Die PCFF bringt seit 1995 israelische und palästinensische Familien zusammen, die durch den anhaltenden Nahostkonflikt ein Familienmitglied verloren haben. Ein Team aus dem israelischen Ramat Efal und dem palästinensischen Beit Jala nahe Bethlehem verbindet trauernde Menschen aus beiden Lagern.
Gerade auch nach dem Terror-Angriff der Hamas auf Israel im Oktober 2023 setzt die PCFF mit ihren gut 750 Mitgliedern ihre Arbeit fort und fördert weiter die Bereitschaft zum Dialog. Ziel ist es nach eigenen Angaben, trotz Trauer Brücken zu bauen und durch Empathie Feindseligkeit zu überwinden. Mit ihrer Bildungsarbeit für Schulklassen hat die Initiative in den letzten 20 Jahren 250.000 Menschen erreicht.
Mit der Verleihung des Menschenrechtspreises 2025 würdigt die Jury das Engagement der Initiative PCFF, "die selbst in schwierigsten Zeiten die Kommunikationskanäle zwischen Israelis und Palästinensern offenhält", hieß es in der Begründung. Zur feierlichen Preisverleihung am 25. September 2025 erwartet die Stadt Nürnberg die beiden Auslandsdirektoren, die Israelin Robi Damelin und den Palästinenser Bassam Aramin.
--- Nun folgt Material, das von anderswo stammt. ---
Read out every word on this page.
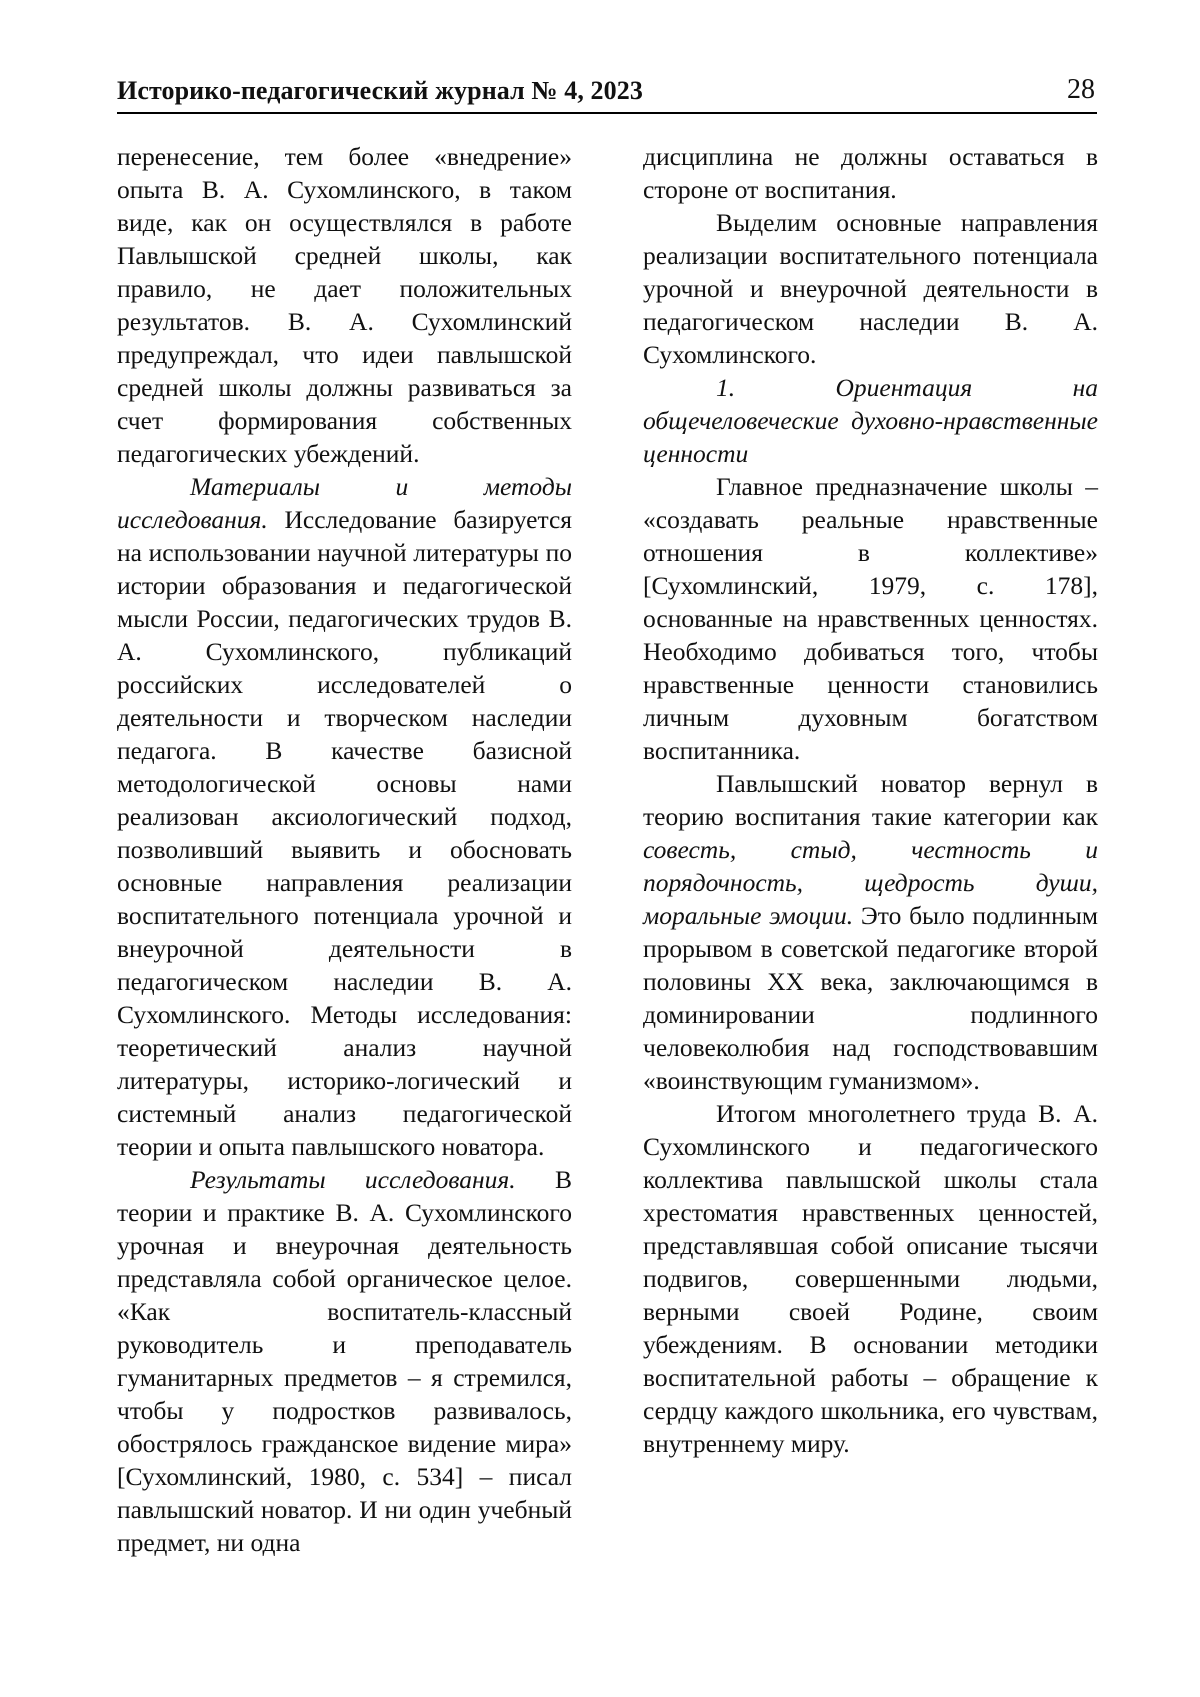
Историко-педагогический журнал № 4, 2023	28

перенесение, тем более «внедрение» опыта В. А. Сухомлинского, в таком виде, как он осуществлялся в работе Павлышской средней школы, как правило, не дает положительных результатов. В. А. Сухомлинский предупреждал, что идеи павлышской средней школы должны развиваться за счет формирования собственных педагогических убеждений.

Материалы и методы исследования. Исследование базируется на использовании научной литературы по истории образования и педагогической мысли России, педагогических трудов В. А. Сухомлинского, публикаций российских исследователей о деятельности и творческом наследии педагога. В качестве базисной методологической основы нами реализован аксиологический подход, позволивший выявить и обосновать основные направления реализации воспитательного потенциала урочной и внеурочной деятельности в педагогическом наследии В. А. Сухомлинского. Методы исследования: теоретический анализ научной литературы, историко-логический и системный анализ педагогической теории и опыта павлышского новатора.

Результаты исследования. В теории и практике В. А. Сухомлинского урочная и внеурочная деятельность представляла собой органическое целое. «Как воспитатель-классный руководитель и преподаватель гуманитарных предметов – я стремился, чтобы у подростков развивалось, обострялось гражданское видение мира» [Сухомлинский, 1980, с. 534] – писал павлышский новатор. И ни один учебный предмет, ни одна

дисциплина не должны оставаться в стороне от воспитания.

Выделим основные направления реализации воспитательного потенциала урочной и внеурочной деятельности в педагогическом наследии В. А. Сухомлинского.

1. Ориентация на общечеловеческие духовно-нравственные ценности

Главное предназначение школы – «создавать реальные нравственные отношения в коллективе» [Сухомлинский, 1979, с. 178], основанные на нравственных ценностях. Необходимо добиваться того, чтобы нравственные ценности становились личным духовным богатством воспитанника.

Павлышский новатор вернул в теорию воспитания такие категории как совесть, стыд, честность и порядочность, щедрость души, моральные эмоции. Это было подлинным прорывом в советской педагогике второй половины XX века, заключающимся в доминировании подлинного человеколюбия над господствовавшим «воинствующим гуманизмом».

Итогом многолетнего труда В. А. Сухомлинского и педагогического коллектива павлышской школы стала хрестоматия нравственных ценностей, представлявшая собой описание тысячи подвигов, совершенными людьми, верными своей Родине, своим убеждениям. В основании методики воспитательной работы – обращение к сердцу каждого школьника, его чувствам, внутреннему миру.
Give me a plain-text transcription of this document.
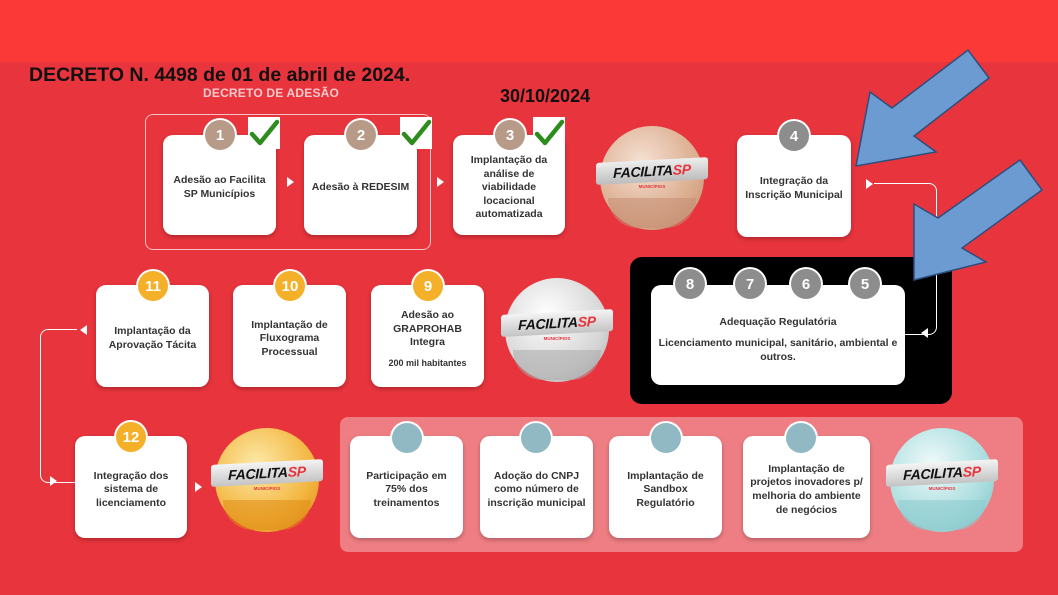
DECRETO N. 4498 de 01 de abril de 2024.
DECRETO DE ADESÃO	30/10/2024
Adesão ao Facilita SP Municípios
1
Adesão à REDESIM
2
Implantação da análise de viabilidade locacional automatizada
3
FACILITASP
MUNICÍPIOS	Integração da Inscrição Municipal
4
Adequação Regulatória
Licenciamento municipal, sanitário, ambiental e outros.
8	7	6	5
FACILITASP
MUNICÍPIOS
Adesão ao GRAPROHAB Integra
200 mil habitantes
9
Implantação de Fluxograma Processual
10
Implantação da Aprovação Tácita
11
Integração dos sistema de licenciamento
12
FACILITASP
MUNICÍPIOS
Participação em 75% dos treinamentos
Adoção do CNPJ como número de inscrição municipal
Implantação de Sandbox Regulatório
Implantação de projetos inovadores p/ melhoria do ambiente de negócios
FACILITASP
MUNICÍPIOS
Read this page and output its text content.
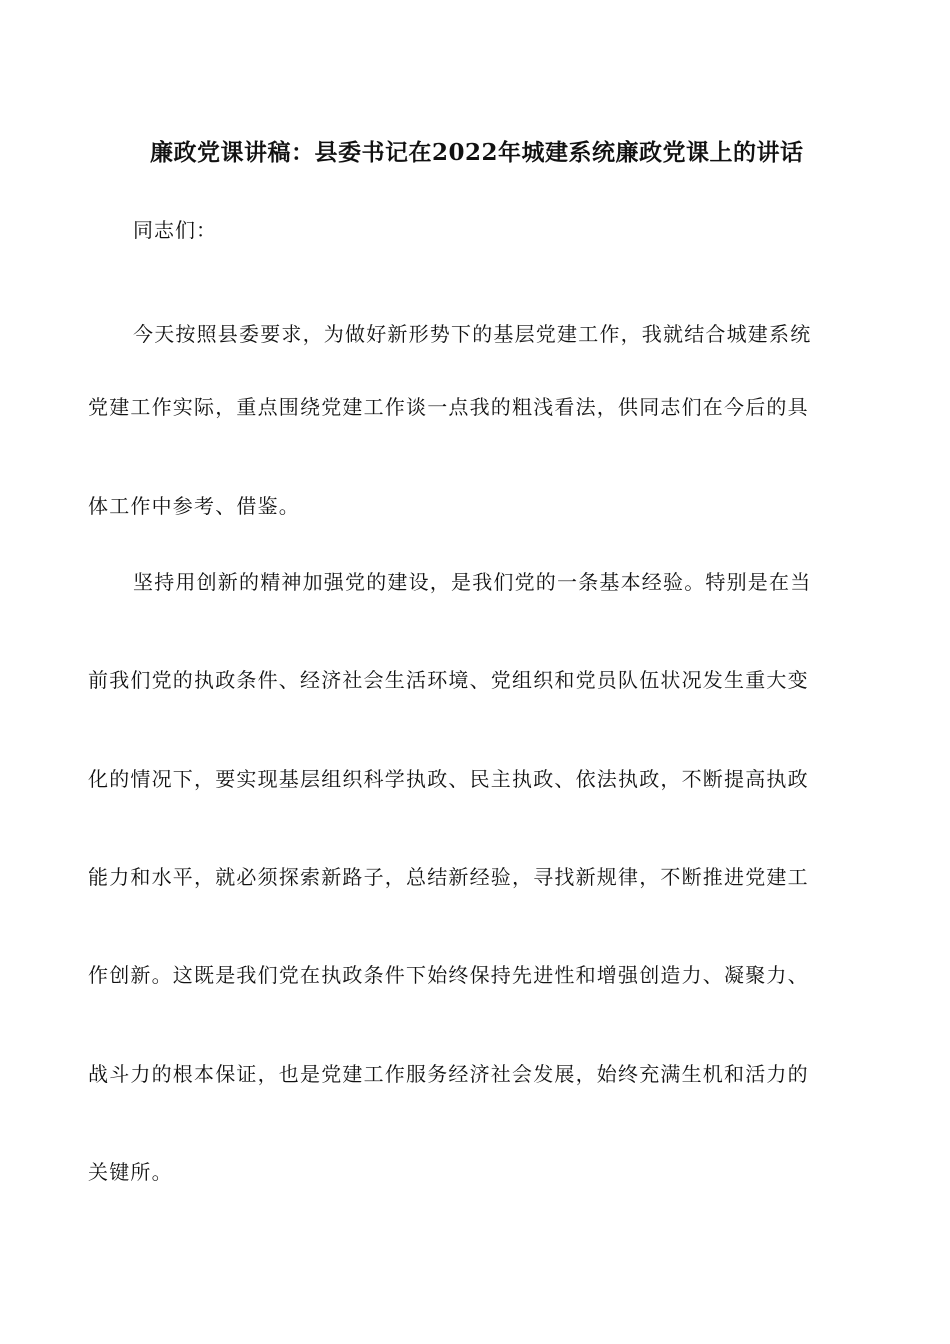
廉政党课讲稿：县委书记在2022年城建系统廉政党课上的讲话
同志们：
今天按照县委要求，为做好新形势下的基层党建工作，我就结合城建系统
党建工作实际，重点围绕党建工作谈一点我的粗浅看法，供同志们在今后的具
体工作中参考、借鉴。
坚持用创新的精神加强党的建设，是我们党的一条基本经验。特别是在当
前我们党的执政条件、经济社会生活环境、党组织和党员队伍状况发生重大变
化的情况下，要实现基层组织科学执政、民主执政、依法执政，不断提高执政
能力和水平，就必须探索新路子，总结新经验，寻找新规律，不断推进党建工
作创新。这既是我们党在执政条件下始终保持先进性和增强创造力、凝聚力、
战斗力的根本保证，也是党建工作服务经济社会发展，始终充满生机和活力的
关键所。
Der Internationale Nürnberger Menschenrechtspreis wird seit 1995 alle zwei Jahre verliehen. Er wird an Einzelpersonen oder Gruppen vergeben, die sich vorbildlich und unter hohem persönlichem Risiko für die Wahrung der Menschenrechte einsetzen. Zuletzt hatte den Preis 2023 der kenianische Blogger und Aktivist Malcolm Bidali erhalten.